Dakota unlocked her seat restraints and tumbled out. She could hear the sound of wind blowing. Her eyes were dazzled by a sliver of bright sunlight coming through an enormous rent in the side of the cockpit.
She found the manual switch for the emergency exit and watched as a panel slid away in the cockpit’s ceiling. Moving carefully, she lifted herself through it and saw the craft had gouged a hole in the frozen soil, thirty metres in length, a long black scar that intersected a narrow highway crossing a flat plain of snow and rock, but scattered with the vast plumes of canopy trees further away towards the horizon.
Frozen air assaulted Dakota’s lungs. She scanned the horizon, feeling the whip of frigid wind over her stubbled scalp. Black columns of smoke rose up towards the sky from downed dropships all around. In the distance she could see the tented buildings and ‘scrapers of Port Gabriel, and the winding curve of the river it stood next to.

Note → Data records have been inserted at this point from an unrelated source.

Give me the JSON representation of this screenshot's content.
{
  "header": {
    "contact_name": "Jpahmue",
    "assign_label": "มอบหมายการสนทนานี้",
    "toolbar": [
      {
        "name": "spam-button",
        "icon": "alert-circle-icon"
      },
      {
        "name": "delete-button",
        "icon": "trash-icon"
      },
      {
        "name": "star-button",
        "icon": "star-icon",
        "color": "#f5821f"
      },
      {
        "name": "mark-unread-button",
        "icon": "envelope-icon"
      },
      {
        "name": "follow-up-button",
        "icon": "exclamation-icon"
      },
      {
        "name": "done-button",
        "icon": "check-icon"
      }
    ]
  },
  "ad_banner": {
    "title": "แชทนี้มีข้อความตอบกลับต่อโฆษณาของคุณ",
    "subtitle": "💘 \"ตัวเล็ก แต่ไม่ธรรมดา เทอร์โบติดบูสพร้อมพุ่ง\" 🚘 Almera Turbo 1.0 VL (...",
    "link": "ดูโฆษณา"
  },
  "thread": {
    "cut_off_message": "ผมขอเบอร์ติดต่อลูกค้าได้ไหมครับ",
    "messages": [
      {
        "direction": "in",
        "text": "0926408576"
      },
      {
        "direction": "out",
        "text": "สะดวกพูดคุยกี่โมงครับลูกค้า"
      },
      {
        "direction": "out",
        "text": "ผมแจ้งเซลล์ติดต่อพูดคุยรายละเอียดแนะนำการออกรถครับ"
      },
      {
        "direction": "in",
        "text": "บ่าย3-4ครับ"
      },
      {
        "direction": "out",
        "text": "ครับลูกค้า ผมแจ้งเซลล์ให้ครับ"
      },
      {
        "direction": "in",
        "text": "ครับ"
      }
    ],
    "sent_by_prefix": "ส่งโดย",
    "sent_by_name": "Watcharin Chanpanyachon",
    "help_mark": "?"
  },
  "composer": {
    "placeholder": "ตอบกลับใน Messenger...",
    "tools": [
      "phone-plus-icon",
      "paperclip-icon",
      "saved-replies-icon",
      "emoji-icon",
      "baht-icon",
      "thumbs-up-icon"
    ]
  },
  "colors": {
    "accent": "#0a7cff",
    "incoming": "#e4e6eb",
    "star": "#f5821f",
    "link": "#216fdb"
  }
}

The ad hoc Ghost network, of which she was now part, informed her how many serving God’s purpose had survived the impacts, reminding her that those who died would now be safe in God’s embrace. And before too long, Dakota would join them in eternity. The knowledge filled her heart with gladness.
In the meantime, she was in danger of freezing to death, as her suit might insulate her, but not indefinitely. She reached into pockets provided on the hips and shins of her suit and pulled out high-quality survival gear, composed of super-thin fabrics designed to keep her insulated and alive. Last of all, she pulled the hood over her head, and down over the top of her gee suit.
Next, she checked her weapon. She had heard voices coming from the rear of the dropship, so there were survivors among the Freeholders.
She noticed that her dropship, too, was sending its own thick, black contrail of death spiralling into the sky. She strode past the ruined command module, in which the cockpit was located, heading for the rear of the craft.
Pausing, she saw the command module had been largely torn away from the rest of the ship.
Hearing more voices, she kept going and, as she came aft, she saw several figures struggling out through another emergency exit. Shouting and calling to each other, they were intent on lowering bodies to the ground from inside the ship. She’d had two dozen Freehold assault troops on board, and it appeared the majority of them were now either dead or severely injured. Bodies lay everywhere, many without breather masks.